Alito suggests that the fact that many Americans see abortion as the destruction of potential life marks the dividing line between the right to abortion and other rights, but it’s not the only place where one might draw the line between morally fraught matters. Five justices could easily say later that other rights are morally difficult and should be returned entirely to the vagaries of legislative politics.

Second, Alito’s method of analysis in Dobbs doesn’t just overrule abortion precedent, it treats precedent generally as a paper barrier to a narrow reading of constitutional text and tradition, something that can be swept aside whenever five justices believe that a past decision is wrongly decided. Alito spends time explaining why the Casey court erred by not overruling Roe (which he calls “egregiously wrong and deeply damaging”) when it had the opportunity to do so back in 1992. Along the way, he maligns Justice Harry Blackmun, the author of Roe, and everyone who subsequently voted to uphold that precedent, for approving something “far outside the bounds of any reasonable interpretation” of the Constitution. (He also calls Roe an “abuse of judicial authority.”)

Relatedly, the Casey plurality had concluded that it would affirm Roe in part because millions of Americans had since 1973 relied upon that precedent to order their lives. In his draft opinion in Dobbs, Alito merely shrugged at that key point and observed, “that form of reliance depends on an empirical question that is hard for anyone — and in particular, for a court — to assess.” In other words, the fact that ordinary citizens have found a right to be valuable will not stop an emboldened conservative court in overruling precedent and erasing a constitutional right in the future.

Third, the actual methodology Alito employs to say that no constitutional right to reproductive autonomy exists would imperil other judicially recognized rights. He writes that “[t]he Constitution makes no reference to abortion,” and then limits any rights not specifically mentioned in the Constitution to those “deeply rooted in this Nation’s history and tradition.”

Alito’s text-narrowed-by-tradition approach — if applied consistently — would seem to eliminate other rights that aren’t explicitly listed in the Bill of Rights, including the right to birth control and same-sex marriage. After all, neither marriage nor contraception is mentioned in the Constitution, and it’s exceedingly unlikely that a legal test that hews so closely to tradition would yield the answer that birth control or same-sex marriage was deeply rooted by the time of the 14th Amendment’s ratification in the late 19th century. This narrow method of understanding individual liberty authorizes a return to traditionalist, and perhaps even sectarian, modes of analysis — it all depends on how five justices understand our nation’s sense of “ordered liberty.” And laws once outlawed the use of birth control and same-sex marriage — Alito’s justification for denying that the right to reproductive autonomy is deeply rooted in tradition.

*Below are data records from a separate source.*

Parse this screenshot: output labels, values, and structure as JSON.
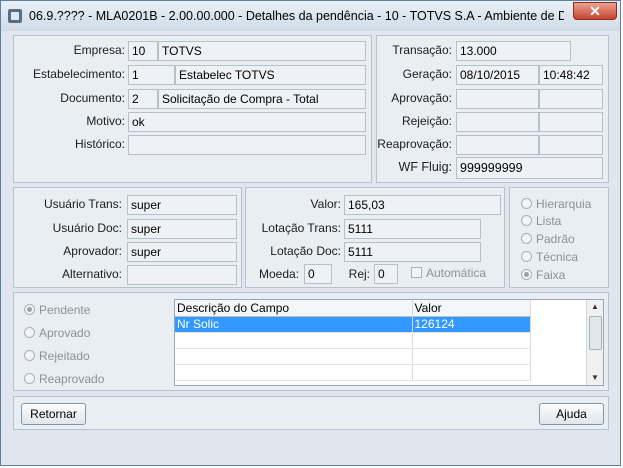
{
  "window": {
    "title": "06.9.???? - MLA0201B - 2.00.00.000 - Detalhes da pendência - 10 - TOTVS S.A - Ambiente de Desenvolv...",
    "close_symbol": "✕"
  },
  "document": {
    "empresa_label": "Empresa:",
    "empresa_code": "10",
    "empresa_name": "TOTVS",
    "estab_label": "Estabelecimento:",
    "estab_code": "1",
    "estab_name": "Estabelec TOTVS",
    "documento_label": "Documento:",
    "documento_code": "2",
    "documento_name": "Solicitação de Compra - Total",
    "motivo_label": "Motivo:",
    "motivo_value": "ok",
    "historico_label": "Histórico:",
    "historico_value": ""
  },
  "transaction": {
    "transacao_label": "Transação:",
    "transacao_value": "13.000",
    "geracao_label": "Geração:",
    "geracao_date": "08/10/2015",
    "geracao_time": "10:48:42",
    "aprovacao_label": "Aprovação:",
    "rejeicao_label": "Rejeição:",
    "reaprovacao_label": "Reaprovação:",
    "wf_label": "WF Fluig:",
    "wf_value": "999999999"
  },
  "users": {
    "usuario_trans_label": "Usuário Trans:",
    "usuario_trans": "super",
    "usuario_doc_label": "Usuário Doc:",
    "usuario_doc": "super",
    "aprovador_label": "Aprovador:",
    "aprovador": "super",
    "alternativo_label": "Alternativo:",
    "alternativo": ""
  },
  "values": {
    "valor_label": "Valor:",
    "valor": "165,03",
    "lotacao_trans_label": "Lotação Trans:",
    "lotacao_trans": "5111",
    "lotacao_doc_label": "Lotação Doc:",
    "lotacao_doc": "5111",
    "moeda_label": "Moeda:",
    "moeda": "0",
    "rej_label": "Rej:",
    "rej": "0",
    "automatica_label": "Automática"
  },
  "type_options": {
    "items": [
      "Hierarquia",
      "Lista",
      "Padrão",
      "Técnica",
      "Faixa"
    ],
    "selected": "Faixa"
  },
  "status_options": {
    "items": [
      "Pendente",
      "Aprovado",
      "Rejeitado",
      "Reaprovado"
    ],
    "selected": "Pendente"
  },
  "grid": {
    "columns": [
      "Descrição do Campo",
      "Valor"
    ],
    "rows": [
      [
        "Nr Solic",
        "126124"
      ]
    ]
  },
  "buttons": {
    "retornar": "Retornar",
    "ajuda": "Ajuda"
  }
}
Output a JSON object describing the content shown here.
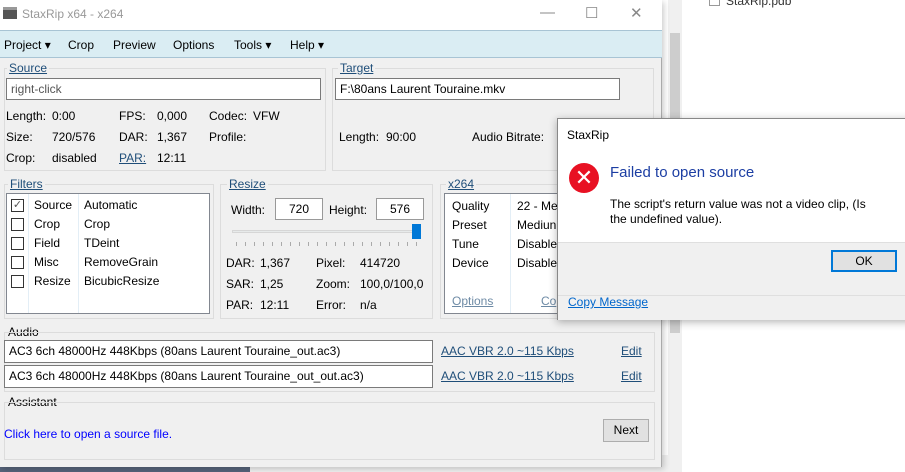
{
  "background": {
    "file_label": "StaxRip.pdb"
  },
  "window": {
    "title": "StaxRip x64 - x264",
    "controls": [
      "—",
      "☐",
      "✕"
    ]
  },
  "menu": [
    {
      "label": "Project",
      "dropdown": true
    },
    {
      "label": "Crop",
      "dropdown": false
    },
    {
      "label": "Preview",
      "dropdown": false
    },
    {
      "label": "Options",
      "dropdown": false
    },
    {
      "label": "Tools",
      "dropdown": true
    },
    {
      "label": "Help",
      "dropdown": true
    }
  ],
  "source": {
    "label": "Source",
    "value": "right-click",
    "length_label": "Length:",
    "length": "0:00",
    "fps_label": "FPS:",
    "fps": "0,000",
    "codec_label": "Codec:",
    "codec": "VFW",
    "size_label": "Size:",
    "size": "720/576",
    "dar_label": "DAR:",
    "dar": "1,367",
    "profile_label": "Profile:",
    "crop_label": "Crop:",
    "crop": "disabled",
    "par_label": "PAR:",
    "par": "12:11"
  },
  "target": {
    "label": "Target",
    "value": "F:\\80ans Laurent Touraine.mkv",
    "length_label": "Length:",
    "length": "90:00",
    "audio_bitrate_label": "Audio Bitrate:"
  },
  "filters": {
    "label": "Filters",
    "items": [
      {
        "name": "Source",
        "value": "Automatic",
        "checked": true
      },
      {
        "name": "Crop",
        "value": "Crop",
        "checked": false
      },
      {
        "name": "Field",
        "value": "TDeint",
        "checked": false
      },
      {
        "name": "Misc",
        "value": "RemoveGrain",
        "checked": false
      },
      {
        "name": "Resize",
        "value": "BicubicResize",
        "checked": false
      }
    ]
  },
  "resize": {
    "label": "Resize",
    "width_label": "Width:",
    "width": "720",
    "height_label": "Height:",
    "height": "576",
    "slider_level": 1.0,
    "dar_label": "DAR:",
    "dar": "1,367",
    "sar_label": "SAR:",
    "sar": "1,25",
    "par_label": "PAR:",
    "par": "12:11",
    "pixel_label": "Pixel:",
    "pixel": "414720",
    "zoom_label": "Zoom:",
    "zoom": "100,0/100,0",
    "error_label": "Error:",
    "error": "n/a"
  },
  "x264": {
    "label": "x264",
    "rows": [
      {
        "k": "Quality",
        "v": "22 - Me"
      },
      {
        "k": "Preset",
        "v": "Mediun"
      },
      {
        "k": "Tune",
        "v": "Disable"
      },
      {
        "k": "Device",
        "v": "Disable"
      }
    ],
    "options_label": "Options",
    "co_label": "Co"
  },
  "audio": {
    "label": "Audio",
    "tracks": [
      {
        "file": "AC3 6ch 48000Hz 448Kbps (80ans Laurent Touraine_out.ac3)",
        "profile": "AAC VBR 2.0 ~115 Kbps",
        "edit": "Edit"
      },
      {
        "file": "AC3 6ch 48000Hz 448Kbps (80ans Laurent Touraine_out_out.ac3)",
        "profile": "AAC VBR 2.0 ~115 Kbps",
        "edit": "Edit"
      }
    ]
  },
  "assistant": {
    "label": "Assistant",
    "message": "Click here to open a source file.",
    "next_label": "Next"
  },
  "dialog": {
    "title": "StaxRip",
    "heading": "Failed to open source",
    "message": "The script's return value was not a video clip, (Is the undefined value).",
    "ok_label": "OK",
    "copy_label": "Copy Message",
    "error_color": "#e81123",
    "accent": "#0078d7"
  }
}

It would also almost certainly spell the end to any approach that takes account of broader societal or legal developments when deciding what is “constitutional.” Over the course of American history, mobilized citizens have achieved meaningful shifts in the meaning of “liberty” and “equality” — an important source of adaptations in our legal order, particularly when it is so hard to formally amend the Constitution. The court has, in the past, taken these shifts into account: One example of this type of text-and-principle approach can be found in decisions authored by Justice Anthony Kennedy, who had explicitly incorporated legal and political developments in Lawrence and Obergefell when he determined the scope of the 14th Amendment. But Alito’s draft would slam the door on that sort of rights jurisprudence.

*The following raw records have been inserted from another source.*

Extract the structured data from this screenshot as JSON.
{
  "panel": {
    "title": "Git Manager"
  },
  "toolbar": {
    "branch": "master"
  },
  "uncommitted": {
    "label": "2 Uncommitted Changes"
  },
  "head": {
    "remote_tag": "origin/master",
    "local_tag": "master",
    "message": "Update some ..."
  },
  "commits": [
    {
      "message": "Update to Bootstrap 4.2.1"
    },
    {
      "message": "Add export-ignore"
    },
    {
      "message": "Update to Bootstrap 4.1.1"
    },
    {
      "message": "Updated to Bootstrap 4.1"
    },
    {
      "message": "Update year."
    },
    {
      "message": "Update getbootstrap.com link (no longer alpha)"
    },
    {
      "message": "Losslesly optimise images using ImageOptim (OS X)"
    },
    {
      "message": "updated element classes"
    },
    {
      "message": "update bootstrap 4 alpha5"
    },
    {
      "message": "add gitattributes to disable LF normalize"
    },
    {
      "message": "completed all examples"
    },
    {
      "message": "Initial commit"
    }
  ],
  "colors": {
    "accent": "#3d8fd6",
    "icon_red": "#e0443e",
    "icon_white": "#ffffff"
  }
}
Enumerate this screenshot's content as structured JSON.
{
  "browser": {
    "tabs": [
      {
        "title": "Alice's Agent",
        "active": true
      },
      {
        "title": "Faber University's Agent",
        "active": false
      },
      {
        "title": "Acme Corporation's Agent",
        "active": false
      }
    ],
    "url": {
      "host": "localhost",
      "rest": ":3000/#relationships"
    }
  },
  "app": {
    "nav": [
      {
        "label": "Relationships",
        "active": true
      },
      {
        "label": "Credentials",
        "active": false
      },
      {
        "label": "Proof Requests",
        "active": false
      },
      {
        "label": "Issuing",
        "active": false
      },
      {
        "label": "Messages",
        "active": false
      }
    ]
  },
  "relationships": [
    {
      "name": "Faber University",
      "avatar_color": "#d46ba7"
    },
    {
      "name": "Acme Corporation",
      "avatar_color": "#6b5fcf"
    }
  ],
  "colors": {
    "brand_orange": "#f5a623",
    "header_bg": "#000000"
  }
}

To the contrary, he deems any approach to interpret the Constitution as a living document “controversial,” even after all these years. Indeed, Alito’s draft takes potshots at a variety of rulings in which other rights were vindicated. It’s telling that Alito calls Roe’s invocation of a right to privacy “remarkably loose in its treatment of the constitutional text” and “unfocused analysis.” But Roe largely relied on Griswold v. Connecticut, which established a right to privacy to use contraception by drawing together different provisions and cases that, in one form or another, protected some sphere of privacy or liberty. The same accusation Alito levels against Roe can also be made about Griswold, and nothing Alito says in Dobbs limits his hostility to this kind of structural analysis to abortion.

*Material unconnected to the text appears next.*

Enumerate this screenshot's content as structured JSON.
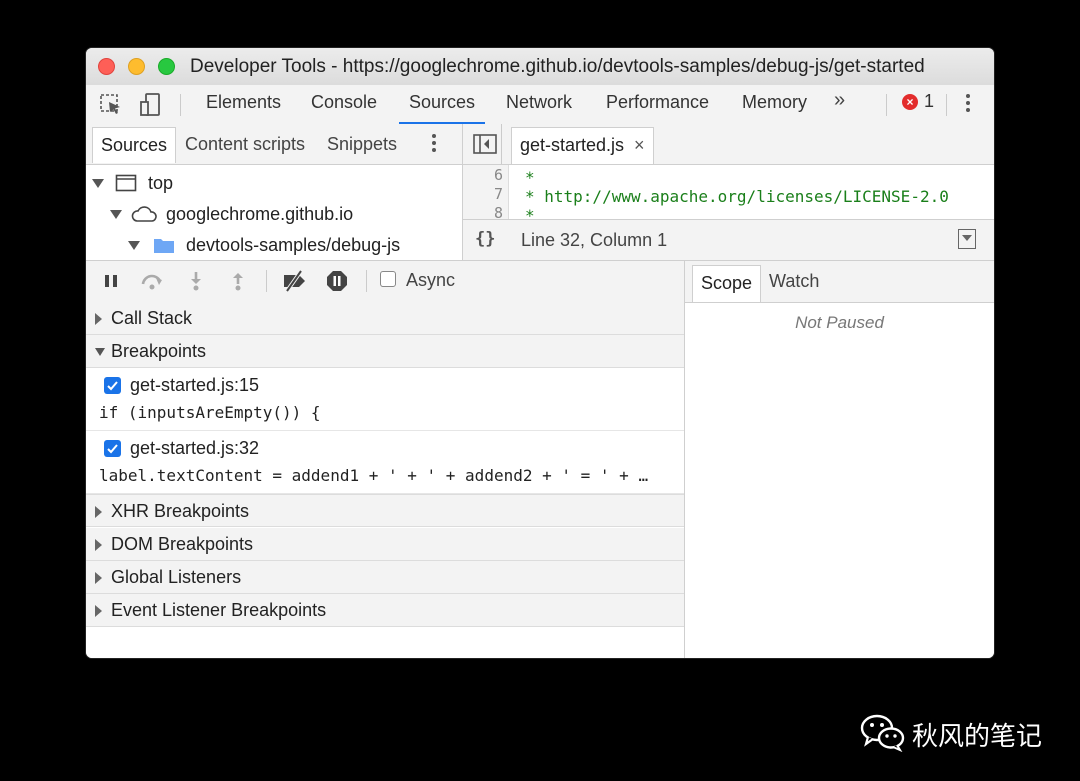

At a later point in the draft, Alito pokes fun at Kennedy’s language in Casey and Lawrence v. Texas, which established a right to sexual intimacy regardless of one’s sexual orientation. “While individuals are certainly free to think and to say what they wish about ‘existence,’ ‘meaning,’ the ‘universe,’ and ‘the mystery of human life,’ they are not always free to act in accordance with those thoughts.” But this is more than just a gratuitous effort to ridicule; Alito is not so subtly denying legitimacy to decisions that encompass a progressive conception of liberty. Kennedy had grounded Casey, Lawrence and Obergefell (establishing a right to same-sex marriage) on such a reading of the 14th Amendment. Alito’s approach can be used to unwind these decisions too.

Of course, there’s much that could still change before the Supreme Court issues an official decision in Dobbs, replete with any concurring and dissenting opinions. Votes could still change, and there are often some modifications to an opinion as it is circulated and discussed by the justices, so some of this language could still be softened or eliminated. But if most of Alito’s draft remains intact, Americans should be prepared not just to see Roe v. Wade obliterated — but also other constitutional rights put up for grabs. Once rights are rolled back, as Alito’s opinion upholding Mississippi’s law reminds us, the state needs only to assert moral reasons to criminalize behavior it wishes to discourage. Eliminating a landmark decision is like cutting a hole in a tapestry, and we don’t know yet how much of constitutional law will unravel.

If there is one precedent that Alito’s opinion respects, and indeed doubles down on, it is the 1997 decision authored by former Chief Justice William Rehnquist: Washington v. Glucksberg. There, the court used the text-and-tradition approach to reject a constitutional right to die. The fact that the Constitution did not spell out such a right clearly, coupled with the existence of laws on the books banning suicide, was enough to stop an individual’s assertion of a right to assisted suicide in its tracks. Alito’s draft Dobbs opinion repeatedly invokes Glucksberg, reviving a methodology that puts much of individual rights analysis at the mercy of the state by making whether a right exists largely coterminous with past exercises of state power.

Again, the fact that states once criminalized a sphere of activity seemingly ends the analysis before it begins. What 19th century Americans reasonably believed “liberty” or “equality” meant (an approach that might involve resorting to original public meaning), or what citizens believe such terms mean today (a pure textual approach or living constitutional approach), would be wholly irrelevant to what federal judges may decide.

Alito’s reliance on Glucksberg is noteworthy for another reason. The only justice remaining in the 5-4 majority that issued that decision still on the court is Justice Clarence Thomas. As the most senior member of the apparent majority in Dobbs, Thomas would have the power to assign someone to write Dobbs. Giving it to Alito to deal the final blow to Roe rather than another colleague would not just raise the odds that their coalition doesn’t fall apart, but also ensures that the opinion would adopt the methodology most hostile to modern rights jurisprudence — and give the Court the most leeway to roll back other rights we have come to rely on.